Reasons for Designation
Slight univallate hillforts are defined as enclosures of various shapes,
generally between 1ha and 10ha in size, situated on or close to hilltops and
defined by a single line of earthworks, the scale of which is relatively
small. They date to between the Late Bronze Age and Early Iron Age (eighth -
fifth centuries BC), the majority being used for 150 to 200 years prior to
their abandonment or reconstruction. Slight univallate hillforts have
generally been interpreted as stock enclosures, redistribution centres, places
of refuge and permanent settlements. The earthworks generally include a
rampart, narrow level berm, external ditch and counterscarp bank, while access
to the interior is usually provided by two entrances comprising either simple
gaps in the earthwork or an inturned rampart. Postholes revealed by excavation
indicate the occasional presence of portal gateways while more elaborate
features like overlapping ramparts and outworks are limited to only a few
examples. Internal features included timber or stone round houses; large
storage pits and hearths; scattered postholes, stakeholes and gullies; and
square or rectangular buildings supported by four to six posts, often
represented by postholes, and interpreted as raised granaries. Slight
univallate hillforts are rare with around 150 examples recorded nationally.

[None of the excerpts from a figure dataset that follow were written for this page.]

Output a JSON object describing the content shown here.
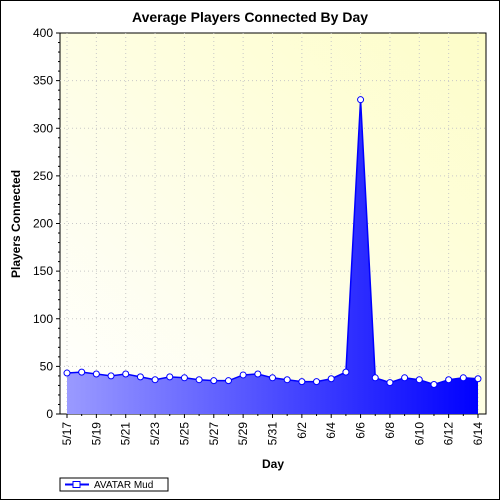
{
  "chart_data": {
    "type": "area",
    "title": "Average Players Connected By Day",
    "xlabel": "Day",
    "ylabel": "Players Connected",
    "ylim": [
      0,
      400
    ],
    "yticks": [
      0,
      50,
      100,
      150,
      200,
      250,
      300,
      350,
      400
    ],
    "x_tick_labels": [
      "5/17",
      "5/19",
      "5/21",
      "5/23",
      "5/25",
      "5/27",
      "5/29",
      "5/31",
      "6/2",
      "6/4",
      "6/6",
      "6/8",
      "6/10",
      "6/12",
      "6/14"
    ],
    "grid": true,
    "legend_position": "bottom-left",
    "series": [
      {
        "name": "AVATAR Mud",
        "color": "#0000ff",
        "x": [
          "5/17",
          "5/18",
          "5/19",
          "5/20",
          "5/21",
          "5/22",
          "5/23",
          "5/24",
          "5/25",
          "5/26",
          "5/27",
          "5/28",
          "5/29",
          "5/30",
          "5/31",
          "6/1",
          "6/2",
          "6/3",
          "6/4",
          "6/5",
          "6/6",
          "6/7",
          "6/8",
          "6/9",
          "6/10",
          "6/11",
          "6/12",
          "6/13",
          "6/14"
        ],
        "values": [
          43,
          44,
          42,
          40,
          42,
          39,
          36,
          39,
          38,
          36,
          35,
          35,
          41,
          42,
          38,
          36,
          34,
          34,
          37,
          44,
          330,
          38,
          33,
          38,
          36,
          31,
          36,
          38,
          37
        ]
      }
    ]
  }
}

Although on a national scale the number is low, in Devon they comprise one of
the major classes of hillfort. In other areas where the distribution is
relatively dense, for example, Wessex, Sussex, the Cotswolds and the
Chilterns, hillforts belonging to a number of different classes occur within
the same region. Examples are also recorded in eastern England, the Welsh
Marches, central and southern England. In view of the rarity of slight
univallate hillforts and their importance in understanding the transition
between Bronze Age and Iron Age communities, all examples which survive
comparatively well and have potential for the recovery of further
archaeological remains are believed to be of national importance.
Despite some reduction by ploughing, Bulbury Camp slight univallate hillfort
survives comparatively well and is known to contain archaeological and
environmental evidence relating to the monument and the landscape in which it
was constructed. The monument is notable on account of its low lying position
and the presence of inturned entrance earthworks.
The monument includes a slight univallate hillfort known as Bulbury Camp,
situated on a low south facing spur, overlooking Poole Harbour. The hillfort
has a roughly circular interior with maximum dimensions of 220m from east to
west and 200m from north to south and occupies an area of about 3.5 ha. It is
enclosed by a single set of ramparts which include a bank and outer ditch. The
bank, which has been reduced by ploughing, is visible as an intermittent
earthwork 10m wide and about 0.5m high. The outer ditch has now become much
infilled, but it is visible as an intermittent depression between 0.2m to 0.4m
deep to the south, west and north. The north eastern area of the rampart is
partially overlain by a house and gardens at Higher Bulbury Farm. The site was
recorded by E Cunnington in 1884, when two pairs of entrances were noted to be
aligned north-south and east-west. The entrances to the east and west were
each associated with a pair of banks which curved into the interior of the
hillfort, each extending for about 24m. The position of the entrances has
since been obscured by ploughing although a possible remnant of a section of
curved bank has been recorded as a low earthwork within the eastern area of
the interior. The western entrance is partially marked by a short gap in the
bank, while the one to the south can be seen within a more general reduction
in the height of the bank. It is unknown which of the recorded entrances are
original, but those to the east and west are likely to represent early
Finds of pottery, metalwork and glass objects were made within the interior of
the hillfort during the late 19th century and suggest occupation during the
1st century AD. Many of the finds are now held at the Dorset County Museum.
All fence posts and gates are excluded from the scheduling, although the
ground beneath them is included.
The structure of the house at Higher Bulbury Farm and associated underlying
ground is not included in the scheduling.
The site of the monument is shown on the attached map extract.
It includes a 2 metre boundary around the archaeological features,
considered to be essential for the monument's support and preservation.